Consob issues a second consultation paper on the regulation of related party transactions
1. On 9 April 2008 Consob issued a draft regulation on disclosure and fairness requirements for related party transactions performed by Italian listed companies and issuers of shares widely distributed among the public (hereinafter together referred to as issuers).
2. The long consultation process has led Consob to define a new draft regulation which confirms the key principles of the first draft regulation, i.e. the involvement of independent directors and the on-going disclosure of material related party transactions, and introduces some significant new provisions regarding the application of those principles. A new public consultation is therefore open until 30 September 2009.
3. Taking into account the consultation responses, the amendments to the first draft regulation were aimed at:
- building the fairness regulation on a general procedure for related party transactions and narrowing the application of a special procedure and of on-going disclosure to material related party transactions, identified through more selective quantitative criteria;
- better clarifying the role of independent directors in the special procedure, by coordinating their functions with the role of executive directors and with that of the board;
- increasing the flexibility of the regulation, by drawing more procedural options and possibilities of exemption (which in some cases must be envisaged by an ad hoc charter provision), while enhancing the market review on issuers' choices and behaviour;
- enhancing the role of shareholder meetings as an alternative or additional option available to issuers in the approval process of material related party transactions.
4. With regard to the disclosure provisions, material related party transactions have to be promptly (within 5 days) disclosed to the market by issuing a circular describing the transaction, how it was entered into, its impact on the issuer and also the key elements of the independent advisors' opinion. An analytical indication of the material related party transactions concluded in the reference period must be included in the half-year or annual report (according to the Transparency Directive).
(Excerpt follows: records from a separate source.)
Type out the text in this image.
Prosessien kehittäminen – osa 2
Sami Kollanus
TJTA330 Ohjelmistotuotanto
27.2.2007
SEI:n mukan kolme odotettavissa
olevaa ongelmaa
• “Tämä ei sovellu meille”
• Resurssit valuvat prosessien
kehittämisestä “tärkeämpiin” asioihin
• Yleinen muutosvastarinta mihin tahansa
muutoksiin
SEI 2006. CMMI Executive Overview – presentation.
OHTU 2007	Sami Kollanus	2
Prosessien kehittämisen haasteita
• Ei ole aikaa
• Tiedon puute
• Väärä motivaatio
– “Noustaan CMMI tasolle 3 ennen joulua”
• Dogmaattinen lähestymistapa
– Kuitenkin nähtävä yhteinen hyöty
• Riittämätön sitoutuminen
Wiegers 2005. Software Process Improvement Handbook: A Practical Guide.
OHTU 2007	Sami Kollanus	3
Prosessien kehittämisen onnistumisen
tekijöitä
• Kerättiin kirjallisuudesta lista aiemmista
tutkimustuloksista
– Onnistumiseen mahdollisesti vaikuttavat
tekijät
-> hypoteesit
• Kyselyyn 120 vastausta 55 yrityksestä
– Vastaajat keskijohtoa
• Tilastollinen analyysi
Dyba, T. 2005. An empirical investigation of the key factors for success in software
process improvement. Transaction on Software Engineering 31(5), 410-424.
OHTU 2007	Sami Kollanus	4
5. With regard to the fairness provisions, the general procedure for related party transactions envisages a preliminary non binding opinion by a committee of independent directors, with the possibility of obtaining independent experts' advice. Transactions approved in spite of the negative opinion of independent directors must be periodically (at least quarterly) disclosed to the market.
6. The special procedure for related party transactions was amended in order to clarify the involvement of independent directors at all stages. Consequently, it envisages:
- the participation of independent directors to the negotiation, also pointing out that they must receive adequate information by the executive directors and that they can express their views and personally participate to the negotiation;
- the approval of the relevant transaction by the board of directors with the (binding) favourable opinion of a committee of independent directors, or with other approval mechanisms which ensure that the majority of independent directors plays a determining role.
7. A new provision was introduced in the special procedure in case independent directors give a negative opinion on a material transaction. Companies' procedures may envisage that such a transaction can still be entered into if shareholders approve it. Specific GM approval mechanisms that guarantee that the resolution is not approved by the vote of related parties (whitewash mechanisms) have to be adopted. Whitewash mechanisms are subject to the condition that a minimum threshold of non-related shareholders is present at the GM.
8. Whitewash mechanisms are also envisaged when the decision-making power of a material related party transaction lies with the GM and independent directors have given a negative opinion in the approval by the board of the proposal to be submitted to shareholders (following the general or the special procedure).
9. As in the first draft regulation, smaller companies or recently-listed companies, unless they are controlled by another listed company (pyramidal group), as well as issuers of shares widely distributed among the public, can adopt the general procedure also for material transactions.
10. Transactions in the ordinary course of business and made on terms equivalent to those that prevail in arm's-length transactions can be exempted from the application of procedures and, when relevant, by the disclosure regime. Material related party transactions which are not disclosed to the market through the circular must be notified to Consob within 5 days and also synthetically described in the in the half-year or annual report.
11. The possibility of exempting transactions concluded with subsidiaries, on condition that there are no interests of other related parties in those companies, was confirmed and extended to transactions among subsidiaries and to transactions performed with associates as long as they are in the ordinary course of business and made on terms equivalent to those that prevail in arm's-length transactions.
12. A new possibility of waiver was introduced for transactions to be entered into in cases of urgency. These transactions must be submitted to the advisory vote of the first GM, where shareholders must be provided with a report by the board on the reasons of urgency and with an evaluation by the board of auditors of the existence of these reasons. Results of shareholders' vote, with particular reference to that of non-related shareholders, must be disclosed to the market.
13. New provisions were introduced in order to ensure a clear coordination with banks' legislation regarding transactions with banks' corporate officers (article 136 of the Banking Law) and with the provisions established for companies subject to management and coordination activity of the parent company (articles 2497 ss. of the Italian Civil Code).
14. In light of the organizational and procedural adjustments needed to comply with the proposed regulation transitional provisions set a differentiated timeline for the disclosure and fairness provisions to become effective.
15. Finally, Consob announces its intention to open in the near future a public consultation on the related subject of listed companies' remuneration policy. The objective is to fully and promptly implement the European Commission Recommendations, which focus on the role of the GM and independent directors in the definition of directors' compensation and remuneration policy.